Discarica di Bellolampo, interrogazione 5 stelle al Ministero: “Musumeci si svegli”

Discarica di Bellolampo, interrogazione 5 stelle al Ministero: “Musumeci si svegli”
30 luglio 2018

Depositata una interrogazione urgente del Movimento 5 stelle al Ministro dell’Ambiente, Sergio Costa, sulla gestione della discarica di Bellolampo, in provincia di Palermo, da parte del Presidente della Regione e Commissario per l’emergenza rifiuti, Nello Musumeci. Primi firmatari: il parlamentare palermitano Adriano Varrica e Caterina Licatini, entrambi componenti della Commissione Ambiente alla Camera dei deputati.

“Tre mesi di ritardo per la prima e fino a sei mesi per la seconda vasca di Bellolampo, mentre l’emergenza rifiuti continua ad aggravarsi. Come MoVimento 5 Stelle, insieme ai nostri portavoce all’Ars e al Comune di Palermo, abbiamo lanciato l’allarme già qualche settimana fa scrivendo alla Regione. Oggi – affermano Varrica e Licatini – siamo costretti a sollecitare nuovamente Musumeci perché chi come lui, da commissario, ha poteri straordinari conferiti dal Governo, ha anche l’onere di portare a casa i risultati, che purtroppo stentano ad arrivare. Quelli di Musumeci sono oltremodo preoccupanti e per questo faremo una interrogazione urgente al Ministero: per la realizzazione della vasca VII, autorizzata la scorsa settimana, siamo alla fase della procedura di gara per la  progettazione esecutiva, in ritardo di diversi mesi, tra i 4 e i 6, rispetto alla deadline di fine 2018 prevista per la consegna del primo lotto. E la situazione appare ancor più preoccupante per la vasca VI che permetterebbe di abbancare i rifiuti fino alla consegna di quella nuova. In questo caso l’iter autorizzativo è bloccato tra i dipartimenti regionali, con un ritardo di tre mesi rispetto al cronoprogramma. Il rischio di danno erariale è concreto e va scongiurato”. 

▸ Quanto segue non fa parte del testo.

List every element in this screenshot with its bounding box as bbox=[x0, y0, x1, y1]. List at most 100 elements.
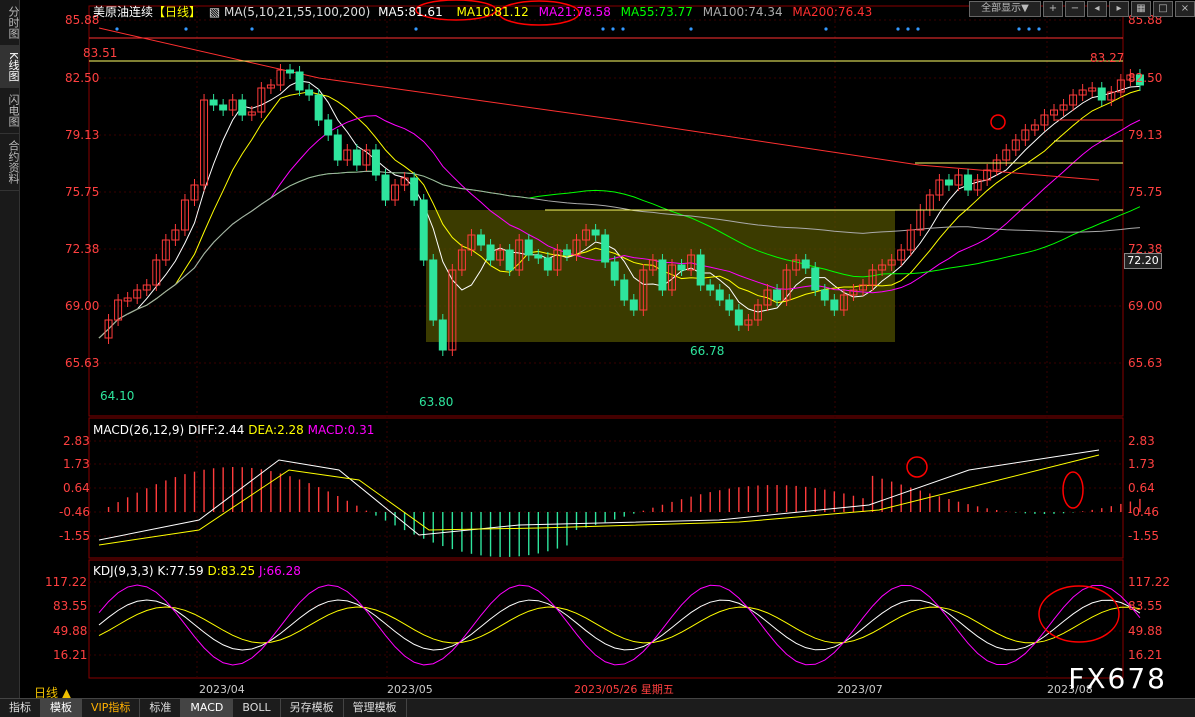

Sull’emergenza puntano il dito anche il deputato regionale e componente della Commissione ambiente all’Ars, Giampiero Trizzino, e il consigliere comunale di Palermo, Antonino Randazzo“Non c’è più tempo da perdere: servono risposte e azioni immediate, perché se alle mancanze del sindaco Orlando si sommeranno anche le responsabilità di Musumeci, ci ritroveremo a settembre con la città di Palermo paralizzata dai rifiuti e in emergenza totale”.